One story I like to tell is how I loved electronic music when I was a teenager. It started with the 90s euro dance on the radio when I was a kid (my favorites were Real McCoy, Ace of Base, and even Aqua), and I discovered more techno genres like happy hardcore, trance, drum & bass, jungle, and gabber when I was in high school. The only person I could reliably talk about this music with was my first boyfriend (who helped me get into those genres), and even once I got to college I met very few people who were even aware these types of music existed. Most people were very invested in converting me from a techno fan to liking indie rock, not in sharing music tastes equally. I used to wish that pop radio would have a new electronic music renaissance so I wouldn’t be alone in enjoying it.

Then when dubstep took over pop radio in the 2010s, I realized I made a monkey paw wish.

Maybe if I regularly spent IRL time with the LGBTQ community I would find kindred spirits, especially lovers of euro dance. That music has been the soundtrack of drag culture since the 90s as far as I’m aware, and I do believe there is a special genre of people around my age who feel especially queer when Be My Lover by La Bouche is playing.

And yet! Because I spend a lot of time in straight white spaces, I have yet to meet anyone who is sincerely moved by Another Night by Real McCoy, or Force of Gravity by BT, or You’re Shining by Styles & Breeze, or Halcyon and On and On by Orbital (I was thisclose to walking down the aisle to this song). Sometimes it feels like I temporarily experienced a parallel universe where people has strong positive associations with these types of music, and now I’m back on the main timeline with memories that conflict with others’.

All that is to set the stage for who I am today, a 37-year-old professional sitting at her desk on a workday with Total XTC by Styles & Breeze playing in the background. It feels like I’m putting my flag on territory, staking out my space where I unapologetically listen to music I like and no one understands why. It’s easier because I’m working from home and I don’t have to explain myself to any coworkers, and it does feel nice to reconnect with music I enjoy and that energizes me to get stuff done.

This is just one example of something I’ve been ridiculed for genuinely liking. Add to that list boy bands, Rocket Dog shoes, Baz Luhrmann movies, pink or glittery things, musicals…so many things that inspired genuine joy, excitement and wonder in me but were not cool or mainstream. It could be cool to like things that weren’t mainstream sometimes, but that always seemed to apply to random things or people, never to me. My things were just cringeworthy.

The best thing about getting older is that I feel like I have less and less to prove to society. I started dressing how I wanted no matter what anyone said, going out alone to see movies or try restaurants, and advocating for myself at work and at home. I started insisting to my husband more and more that the things I like are cool even though he may not always agree.

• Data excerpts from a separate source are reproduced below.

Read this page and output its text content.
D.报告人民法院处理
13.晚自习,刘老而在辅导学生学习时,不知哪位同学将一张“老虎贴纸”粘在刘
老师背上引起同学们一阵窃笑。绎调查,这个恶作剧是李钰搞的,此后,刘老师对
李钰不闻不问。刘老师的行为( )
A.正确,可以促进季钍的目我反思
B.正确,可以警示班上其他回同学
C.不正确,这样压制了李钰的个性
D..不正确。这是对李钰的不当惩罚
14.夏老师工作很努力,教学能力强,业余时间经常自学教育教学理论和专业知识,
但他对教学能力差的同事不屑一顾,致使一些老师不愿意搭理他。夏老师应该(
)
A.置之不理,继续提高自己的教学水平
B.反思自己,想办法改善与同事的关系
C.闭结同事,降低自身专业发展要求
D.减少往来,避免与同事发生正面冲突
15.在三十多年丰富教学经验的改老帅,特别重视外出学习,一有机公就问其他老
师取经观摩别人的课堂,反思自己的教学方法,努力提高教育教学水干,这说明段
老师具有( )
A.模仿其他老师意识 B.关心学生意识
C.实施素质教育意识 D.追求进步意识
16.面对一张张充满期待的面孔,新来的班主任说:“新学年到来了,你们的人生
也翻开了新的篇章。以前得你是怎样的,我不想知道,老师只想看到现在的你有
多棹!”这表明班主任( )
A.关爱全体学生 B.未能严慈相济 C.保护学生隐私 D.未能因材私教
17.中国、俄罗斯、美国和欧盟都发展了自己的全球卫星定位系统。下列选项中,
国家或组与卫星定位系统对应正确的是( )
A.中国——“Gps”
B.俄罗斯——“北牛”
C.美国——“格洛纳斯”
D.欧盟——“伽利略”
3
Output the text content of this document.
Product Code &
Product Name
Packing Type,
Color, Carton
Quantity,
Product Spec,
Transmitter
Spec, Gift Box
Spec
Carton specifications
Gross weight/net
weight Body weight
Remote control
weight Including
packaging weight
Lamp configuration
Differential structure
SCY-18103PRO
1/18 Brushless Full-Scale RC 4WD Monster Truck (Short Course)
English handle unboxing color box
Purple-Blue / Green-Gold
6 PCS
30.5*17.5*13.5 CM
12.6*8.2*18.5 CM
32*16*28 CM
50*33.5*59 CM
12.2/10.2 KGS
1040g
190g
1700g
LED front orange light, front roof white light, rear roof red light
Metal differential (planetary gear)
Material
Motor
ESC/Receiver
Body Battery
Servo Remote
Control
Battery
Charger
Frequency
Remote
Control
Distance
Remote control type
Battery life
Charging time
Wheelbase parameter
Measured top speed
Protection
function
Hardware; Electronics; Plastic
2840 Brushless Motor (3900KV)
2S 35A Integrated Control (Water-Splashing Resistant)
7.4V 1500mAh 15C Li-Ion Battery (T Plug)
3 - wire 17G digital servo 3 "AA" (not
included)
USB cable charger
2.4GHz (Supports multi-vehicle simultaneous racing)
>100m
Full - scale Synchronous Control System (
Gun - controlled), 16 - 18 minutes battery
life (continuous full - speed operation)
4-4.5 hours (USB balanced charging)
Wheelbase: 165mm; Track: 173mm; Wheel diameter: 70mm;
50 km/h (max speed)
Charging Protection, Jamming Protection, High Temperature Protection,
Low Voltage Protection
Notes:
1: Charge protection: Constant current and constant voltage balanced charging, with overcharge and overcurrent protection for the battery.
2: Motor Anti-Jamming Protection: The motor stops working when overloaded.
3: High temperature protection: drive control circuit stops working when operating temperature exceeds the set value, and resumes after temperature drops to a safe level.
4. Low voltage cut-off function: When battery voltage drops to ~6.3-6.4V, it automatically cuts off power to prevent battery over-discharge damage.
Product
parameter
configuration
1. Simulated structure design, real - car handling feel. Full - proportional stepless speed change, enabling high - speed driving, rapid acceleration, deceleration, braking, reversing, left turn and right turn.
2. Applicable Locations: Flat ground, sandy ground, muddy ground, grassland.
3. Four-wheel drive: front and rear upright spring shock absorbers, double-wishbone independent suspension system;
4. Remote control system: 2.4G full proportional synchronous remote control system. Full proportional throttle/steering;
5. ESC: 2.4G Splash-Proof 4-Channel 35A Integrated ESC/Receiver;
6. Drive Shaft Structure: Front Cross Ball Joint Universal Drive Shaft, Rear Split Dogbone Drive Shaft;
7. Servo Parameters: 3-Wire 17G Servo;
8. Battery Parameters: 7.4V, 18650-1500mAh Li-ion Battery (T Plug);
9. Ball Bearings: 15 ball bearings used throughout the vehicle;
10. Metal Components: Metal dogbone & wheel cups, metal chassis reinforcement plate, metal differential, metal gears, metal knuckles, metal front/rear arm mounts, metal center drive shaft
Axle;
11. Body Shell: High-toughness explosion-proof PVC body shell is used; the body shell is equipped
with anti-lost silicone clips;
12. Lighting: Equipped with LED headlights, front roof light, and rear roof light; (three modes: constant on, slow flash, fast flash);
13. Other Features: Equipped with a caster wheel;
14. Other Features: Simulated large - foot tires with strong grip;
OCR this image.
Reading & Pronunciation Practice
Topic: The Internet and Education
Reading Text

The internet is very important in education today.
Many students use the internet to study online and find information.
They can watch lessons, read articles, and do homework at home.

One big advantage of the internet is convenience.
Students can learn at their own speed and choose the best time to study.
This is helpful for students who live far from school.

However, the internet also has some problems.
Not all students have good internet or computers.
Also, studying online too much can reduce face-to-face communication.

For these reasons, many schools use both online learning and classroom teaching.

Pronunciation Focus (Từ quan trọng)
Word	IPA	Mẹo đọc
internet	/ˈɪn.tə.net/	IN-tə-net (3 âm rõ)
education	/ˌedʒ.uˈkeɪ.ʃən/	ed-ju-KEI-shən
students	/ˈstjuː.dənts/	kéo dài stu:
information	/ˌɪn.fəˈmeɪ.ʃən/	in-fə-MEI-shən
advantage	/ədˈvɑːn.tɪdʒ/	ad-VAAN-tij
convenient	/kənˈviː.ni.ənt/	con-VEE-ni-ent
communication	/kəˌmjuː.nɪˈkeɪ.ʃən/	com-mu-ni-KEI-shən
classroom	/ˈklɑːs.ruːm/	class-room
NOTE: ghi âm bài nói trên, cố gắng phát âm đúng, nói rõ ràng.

Knowing that things go in and out of style makes some people scramble to always be on top of every trend cycle. For me, it gives me the freedom to be myself apart from what’s in fashion: if I align with current trends I will always have people I can talk about them with, and if I don’t I will always stand out as someone who genuinely likes what they like. And that’s the sort of person I’ve always wanted to be.